The Salmon centre has just lost 80% of its funding from its 48 streams as state funds for the young dry up. Half its staff have gone, losing irreplaceable experience built up over years.
 That irreplaceable experience. Does it ever get accounted for in planning the effects of cuts? Furthermore, does anyone ever account for the time lost to adapting and acclimating to a new legislative system when they plan these hatched jobs or clean sweeps or new guidelines? I don't think they do. Punkmum was a primary school teacher, retired a few years back. She used to dread general elections because the new lot would inevitably "reform" the education system- both were awful at it. As a result, half her career was spent familiarising herself with some new legislative environment, instead of refining her performance under a single one. 

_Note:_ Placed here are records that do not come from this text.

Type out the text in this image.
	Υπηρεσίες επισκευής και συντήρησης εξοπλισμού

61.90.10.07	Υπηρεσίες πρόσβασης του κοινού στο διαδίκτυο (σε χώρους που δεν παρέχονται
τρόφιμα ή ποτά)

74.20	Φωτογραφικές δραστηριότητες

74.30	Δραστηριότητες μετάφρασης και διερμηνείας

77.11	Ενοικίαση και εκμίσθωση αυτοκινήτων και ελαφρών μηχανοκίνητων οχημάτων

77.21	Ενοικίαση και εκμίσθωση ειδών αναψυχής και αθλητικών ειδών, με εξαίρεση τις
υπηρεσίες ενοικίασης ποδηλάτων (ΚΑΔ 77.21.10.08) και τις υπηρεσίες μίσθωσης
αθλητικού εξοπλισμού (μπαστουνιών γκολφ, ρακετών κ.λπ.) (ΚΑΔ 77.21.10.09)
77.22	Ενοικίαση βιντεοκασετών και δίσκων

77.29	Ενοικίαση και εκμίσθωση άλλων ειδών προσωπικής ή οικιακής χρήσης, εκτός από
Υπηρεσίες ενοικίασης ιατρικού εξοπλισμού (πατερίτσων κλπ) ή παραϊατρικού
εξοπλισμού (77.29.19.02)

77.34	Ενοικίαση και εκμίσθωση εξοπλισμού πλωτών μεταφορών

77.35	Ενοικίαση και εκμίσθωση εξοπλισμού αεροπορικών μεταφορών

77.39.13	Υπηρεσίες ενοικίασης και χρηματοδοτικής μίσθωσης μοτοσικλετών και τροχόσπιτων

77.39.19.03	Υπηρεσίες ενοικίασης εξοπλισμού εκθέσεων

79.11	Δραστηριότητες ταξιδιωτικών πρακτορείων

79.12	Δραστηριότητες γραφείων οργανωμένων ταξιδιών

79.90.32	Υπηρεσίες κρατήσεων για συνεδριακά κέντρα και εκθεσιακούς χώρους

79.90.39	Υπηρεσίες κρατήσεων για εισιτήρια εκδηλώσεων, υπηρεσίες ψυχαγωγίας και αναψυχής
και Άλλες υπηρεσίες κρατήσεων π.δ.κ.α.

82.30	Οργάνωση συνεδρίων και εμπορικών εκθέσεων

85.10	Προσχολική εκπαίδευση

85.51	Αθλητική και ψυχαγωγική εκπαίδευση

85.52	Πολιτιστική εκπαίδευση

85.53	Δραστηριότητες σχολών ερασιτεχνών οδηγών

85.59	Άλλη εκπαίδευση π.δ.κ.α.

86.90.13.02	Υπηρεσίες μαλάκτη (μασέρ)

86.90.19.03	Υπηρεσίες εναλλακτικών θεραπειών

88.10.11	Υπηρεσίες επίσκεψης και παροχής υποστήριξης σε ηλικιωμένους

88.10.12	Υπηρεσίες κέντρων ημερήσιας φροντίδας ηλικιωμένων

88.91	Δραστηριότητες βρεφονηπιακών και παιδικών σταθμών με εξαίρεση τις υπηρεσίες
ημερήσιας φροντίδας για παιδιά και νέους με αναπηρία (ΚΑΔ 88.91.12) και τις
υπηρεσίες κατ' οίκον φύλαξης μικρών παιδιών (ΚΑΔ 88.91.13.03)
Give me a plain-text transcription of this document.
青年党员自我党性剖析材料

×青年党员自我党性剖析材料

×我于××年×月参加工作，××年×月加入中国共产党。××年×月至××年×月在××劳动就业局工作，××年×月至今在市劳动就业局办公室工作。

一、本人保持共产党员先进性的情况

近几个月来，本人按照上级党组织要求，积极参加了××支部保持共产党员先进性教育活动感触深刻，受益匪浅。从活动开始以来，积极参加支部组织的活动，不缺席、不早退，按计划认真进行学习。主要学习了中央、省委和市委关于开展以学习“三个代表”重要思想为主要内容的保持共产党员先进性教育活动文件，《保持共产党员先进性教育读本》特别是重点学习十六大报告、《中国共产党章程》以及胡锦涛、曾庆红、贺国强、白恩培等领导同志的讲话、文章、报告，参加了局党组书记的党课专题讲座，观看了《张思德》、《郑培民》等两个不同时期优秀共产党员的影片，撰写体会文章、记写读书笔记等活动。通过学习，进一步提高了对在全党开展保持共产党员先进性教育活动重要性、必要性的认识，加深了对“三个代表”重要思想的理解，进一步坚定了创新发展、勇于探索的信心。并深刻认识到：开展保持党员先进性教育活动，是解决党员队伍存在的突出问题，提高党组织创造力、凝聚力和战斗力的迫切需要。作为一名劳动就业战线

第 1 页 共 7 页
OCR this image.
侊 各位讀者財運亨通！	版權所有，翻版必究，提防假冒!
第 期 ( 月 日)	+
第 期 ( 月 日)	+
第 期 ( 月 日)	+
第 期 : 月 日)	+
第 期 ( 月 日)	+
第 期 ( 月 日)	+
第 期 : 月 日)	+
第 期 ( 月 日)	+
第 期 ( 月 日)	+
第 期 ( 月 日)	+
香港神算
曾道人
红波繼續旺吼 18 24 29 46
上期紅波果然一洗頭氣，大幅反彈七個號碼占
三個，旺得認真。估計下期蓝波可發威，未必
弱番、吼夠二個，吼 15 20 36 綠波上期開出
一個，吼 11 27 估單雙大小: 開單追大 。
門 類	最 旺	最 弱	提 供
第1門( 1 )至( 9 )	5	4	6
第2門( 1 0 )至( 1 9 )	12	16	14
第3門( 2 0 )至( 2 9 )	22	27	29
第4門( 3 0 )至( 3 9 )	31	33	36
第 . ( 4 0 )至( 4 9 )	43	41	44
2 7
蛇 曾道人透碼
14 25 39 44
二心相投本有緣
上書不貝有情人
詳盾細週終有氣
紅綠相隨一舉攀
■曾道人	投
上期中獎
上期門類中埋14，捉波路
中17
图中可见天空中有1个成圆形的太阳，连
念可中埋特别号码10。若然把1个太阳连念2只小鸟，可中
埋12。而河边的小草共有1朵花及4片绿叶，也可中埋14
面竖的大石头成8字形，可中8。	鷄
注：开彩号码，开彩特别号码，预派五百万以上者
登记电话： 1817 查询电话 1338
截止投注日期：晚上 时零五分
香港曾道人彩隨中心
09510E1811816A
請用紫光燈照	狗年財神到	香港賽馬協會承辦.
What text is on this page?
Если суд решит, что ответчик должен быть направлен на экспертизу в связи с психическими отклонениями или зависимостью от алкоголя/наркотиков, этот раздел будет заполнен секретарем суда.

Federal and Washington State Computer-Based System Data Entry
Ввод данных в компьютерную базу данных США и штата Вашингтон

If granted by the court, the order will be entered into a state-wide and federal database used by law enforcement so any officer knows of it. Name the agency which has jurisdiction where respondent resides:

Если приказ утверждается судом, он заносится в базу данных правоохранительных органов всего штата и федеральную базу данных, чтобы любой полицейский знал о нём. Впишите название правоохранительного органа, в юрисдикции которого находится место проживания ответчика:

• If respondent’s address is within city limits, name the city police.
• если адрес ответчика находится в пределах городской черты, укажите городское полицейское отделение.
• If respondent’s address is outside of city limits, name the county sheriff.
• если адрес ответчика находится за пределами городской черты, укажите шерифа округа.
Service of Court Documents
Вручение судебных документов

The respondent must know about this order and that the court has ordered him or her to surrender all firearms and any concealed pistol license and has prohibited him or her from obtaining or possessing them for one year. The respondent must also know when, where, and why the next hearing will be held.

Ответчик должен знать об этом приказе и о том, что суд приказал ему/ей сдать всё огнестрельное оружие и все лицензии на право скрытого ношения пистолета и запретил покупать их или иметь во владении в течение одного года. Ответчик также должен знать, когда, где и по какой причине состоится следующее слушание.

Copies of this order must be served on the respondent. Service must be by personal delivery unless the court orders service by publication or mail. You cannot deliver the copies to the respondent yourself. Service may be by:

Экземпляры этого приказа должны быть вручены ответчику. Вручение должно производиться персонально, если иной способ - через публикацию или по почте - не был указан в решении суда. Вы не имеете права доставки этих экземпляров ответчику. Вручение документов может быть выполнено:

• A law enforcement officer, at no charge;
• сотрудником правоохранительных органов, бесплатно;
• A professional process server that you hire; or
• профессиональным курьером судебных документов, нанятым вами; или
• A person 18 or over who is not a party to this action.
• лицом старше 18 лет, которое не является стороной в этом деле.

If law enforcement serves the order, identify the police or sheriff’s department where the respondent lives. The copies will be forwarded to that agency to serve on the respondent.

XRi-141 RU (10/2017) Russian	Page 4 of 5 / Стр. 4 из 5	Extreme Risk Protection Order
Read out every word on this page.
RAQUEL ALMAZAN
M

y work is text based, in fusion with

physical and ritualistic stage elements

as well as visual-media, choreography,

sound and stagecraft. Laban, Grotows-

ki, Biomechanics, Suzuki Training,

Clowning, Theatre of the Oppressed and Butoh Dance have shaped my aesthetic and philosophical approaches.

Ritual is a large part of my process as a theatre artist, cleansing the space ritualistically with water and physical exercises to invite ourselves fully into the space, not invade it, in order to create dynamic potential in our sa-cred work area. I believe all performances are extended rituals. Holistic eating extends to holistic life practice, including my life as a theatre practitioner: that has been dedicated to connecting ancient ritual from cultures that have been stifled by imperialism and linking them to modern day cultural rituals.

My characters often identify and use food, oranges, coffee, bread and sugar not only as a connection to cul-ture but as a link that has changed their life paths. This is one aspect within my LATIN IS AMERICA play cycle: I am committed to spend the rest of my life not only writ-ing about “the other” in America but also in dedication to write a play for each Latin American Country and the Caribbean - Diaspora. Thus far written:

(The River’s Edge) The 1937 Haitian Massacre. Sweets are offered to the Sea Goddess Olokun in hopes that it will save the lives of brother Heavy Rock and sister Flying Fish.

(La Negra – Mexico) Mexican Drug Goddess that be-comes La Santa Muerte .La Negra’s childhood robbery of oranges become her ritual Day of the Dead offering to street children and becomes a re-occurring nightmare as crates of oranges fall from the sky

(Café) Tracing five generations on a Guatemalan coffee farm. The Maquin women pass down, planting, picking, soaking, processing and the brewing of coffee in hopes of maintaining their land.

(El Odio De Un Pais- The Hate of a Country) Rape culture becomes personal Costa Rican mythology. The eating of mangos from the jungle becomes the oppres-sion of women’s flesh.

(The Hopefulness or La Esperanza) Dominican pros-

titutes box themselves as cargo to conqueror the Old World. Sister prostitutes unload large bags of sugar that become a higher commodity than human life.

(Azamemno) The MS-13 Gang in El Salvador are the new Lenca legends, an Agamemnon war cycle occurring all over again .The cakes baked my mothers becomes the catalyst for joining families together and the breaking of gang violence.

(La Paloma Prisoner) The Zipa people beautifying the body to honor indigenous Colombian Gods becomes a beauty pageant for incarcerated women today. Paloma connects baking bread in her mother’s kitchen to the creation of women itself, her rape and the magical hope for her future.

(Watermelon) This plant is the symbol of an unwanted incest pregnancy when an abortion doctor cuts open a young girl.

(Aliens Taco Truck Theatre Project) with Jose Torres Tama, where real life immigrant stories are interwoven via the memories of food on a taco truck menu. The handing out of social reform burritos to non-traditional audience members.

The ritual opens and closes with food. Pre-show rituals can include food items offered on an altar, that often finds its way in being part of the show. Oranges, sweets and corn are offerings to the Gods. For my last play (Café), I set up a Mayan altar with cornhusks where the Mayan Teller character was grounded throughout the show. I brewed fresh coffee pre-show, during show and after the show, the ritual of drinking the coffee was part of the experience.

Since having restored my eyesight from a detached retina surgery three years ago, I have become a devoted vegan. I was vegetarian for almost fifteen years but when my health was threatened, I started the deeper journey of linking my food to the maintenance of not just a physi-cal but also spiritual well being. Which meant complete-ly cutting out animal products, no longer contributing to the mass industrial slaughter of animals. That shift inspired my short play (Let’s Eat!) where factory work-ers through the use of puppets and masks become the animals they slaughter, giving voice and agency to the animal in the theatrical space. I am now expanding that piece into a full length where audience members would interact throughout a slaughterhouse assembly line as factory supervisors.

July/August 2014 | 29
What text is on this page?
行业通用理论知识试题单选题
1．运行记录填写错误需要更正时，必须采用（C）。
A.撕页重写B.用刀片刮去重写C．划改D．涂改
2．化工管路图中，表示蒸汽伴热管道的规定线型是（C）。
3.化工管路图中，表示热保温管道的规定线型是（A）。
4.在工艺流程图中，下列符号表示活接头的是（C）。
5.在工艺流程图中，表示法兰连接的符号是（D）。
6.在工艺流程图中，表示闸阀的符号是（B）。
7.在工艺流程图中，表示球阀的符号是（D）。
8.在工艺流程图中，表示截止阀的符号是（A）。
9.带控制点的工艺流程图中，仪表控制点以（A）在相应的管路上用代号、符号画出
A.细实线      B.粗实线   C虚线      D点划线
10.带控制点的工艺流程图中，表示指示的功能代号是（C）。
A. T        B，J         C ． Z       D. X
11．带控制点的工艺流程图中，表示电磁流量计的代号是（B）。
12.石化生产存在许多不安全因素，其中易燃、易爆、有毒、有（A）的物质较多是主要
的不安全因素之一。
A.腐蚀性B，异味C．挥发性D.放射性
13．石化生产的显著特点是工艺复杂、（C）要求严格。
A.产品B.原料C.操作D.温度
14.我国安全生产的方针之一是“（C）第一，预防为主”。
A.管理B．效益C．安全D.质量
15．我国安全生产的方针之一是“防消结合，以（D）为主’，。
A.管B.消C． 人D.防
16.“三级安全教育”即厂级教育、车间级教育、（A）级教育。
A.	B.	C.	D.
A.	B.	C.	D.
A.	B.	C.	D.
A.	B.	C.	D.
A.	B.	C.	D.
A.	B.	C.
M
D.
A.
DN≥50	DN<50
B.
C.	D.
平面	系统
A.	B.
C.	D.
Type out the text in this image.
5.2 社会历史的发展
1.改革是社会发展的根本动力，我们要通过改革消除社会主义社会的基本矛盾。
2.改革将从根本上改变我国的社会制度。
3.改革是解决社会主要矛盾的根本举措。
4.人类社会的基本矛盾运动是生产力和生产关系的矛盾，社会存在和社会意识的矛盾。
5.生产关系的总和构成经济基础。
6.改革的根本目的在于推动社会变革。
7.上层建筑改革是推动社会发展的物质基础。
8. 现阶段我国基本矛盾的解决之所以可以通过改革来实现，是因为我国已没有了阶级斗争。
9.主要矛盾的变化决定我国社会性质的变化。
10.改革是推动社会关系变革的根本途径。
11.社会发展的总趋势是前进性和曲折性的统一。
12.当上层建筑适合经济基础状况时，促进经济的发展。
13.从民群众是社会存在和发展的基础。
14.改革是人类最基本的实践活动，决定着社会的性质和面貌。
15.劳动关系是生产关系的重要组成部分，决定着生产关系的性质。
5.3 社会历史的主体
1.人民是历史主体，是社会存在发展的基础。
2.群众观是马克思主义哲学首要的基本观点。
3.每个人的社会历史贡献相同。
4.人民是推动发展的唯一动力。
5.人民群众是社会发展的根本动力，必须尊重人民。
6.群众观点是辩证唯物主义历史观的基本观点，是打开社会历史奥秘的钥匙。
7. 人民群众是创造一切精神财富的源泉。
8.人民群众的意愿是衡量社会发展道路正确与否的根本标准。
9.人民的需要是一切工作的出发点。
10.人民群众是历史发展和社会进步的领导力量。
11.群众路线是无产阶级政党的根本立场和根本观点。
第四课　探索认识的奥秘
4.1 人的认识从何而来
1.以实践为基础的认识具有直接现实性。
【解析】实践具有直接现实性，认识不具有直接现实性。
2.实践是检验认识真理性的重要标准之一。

The same goes for hiring and firing people. In the science career path you are always seeing PhDs and postdocs come and go. The technical staff are broadly stable, unless your university enacts one of those sporadic orgies of destruction and contraction that have characterised the last decade. As a result I am very appreciative of the enormous value of the knowledge and expertise a single, experienced human being can carry around with them. When a good researcher moves on your lab suddenly has a hole in it where things don't get done and problems that used to be easily resolved suddenly become monstrous challenges. Furthermore, collaborations which once might have added novelty and power to an experiment- and yet were frequently easily achievable due to the experience of the collaborator- are no longer available or, again, become inordinately challenging to achieve. In contrast, when new staff appear they take time to acclimate to the bureaucratic environment and to establish themselves to the point when their expertise becomes available. This is more than a casual reference to Adam Smith and the division of labour. As an aside I also want to comment that, due to the overly competitive and highly results-driven research environment that has been cultivated in the UK in the last ten or fifteen years there are consdierable obstacles to young researchers engaging in any significant collaborations outside of their core experiments.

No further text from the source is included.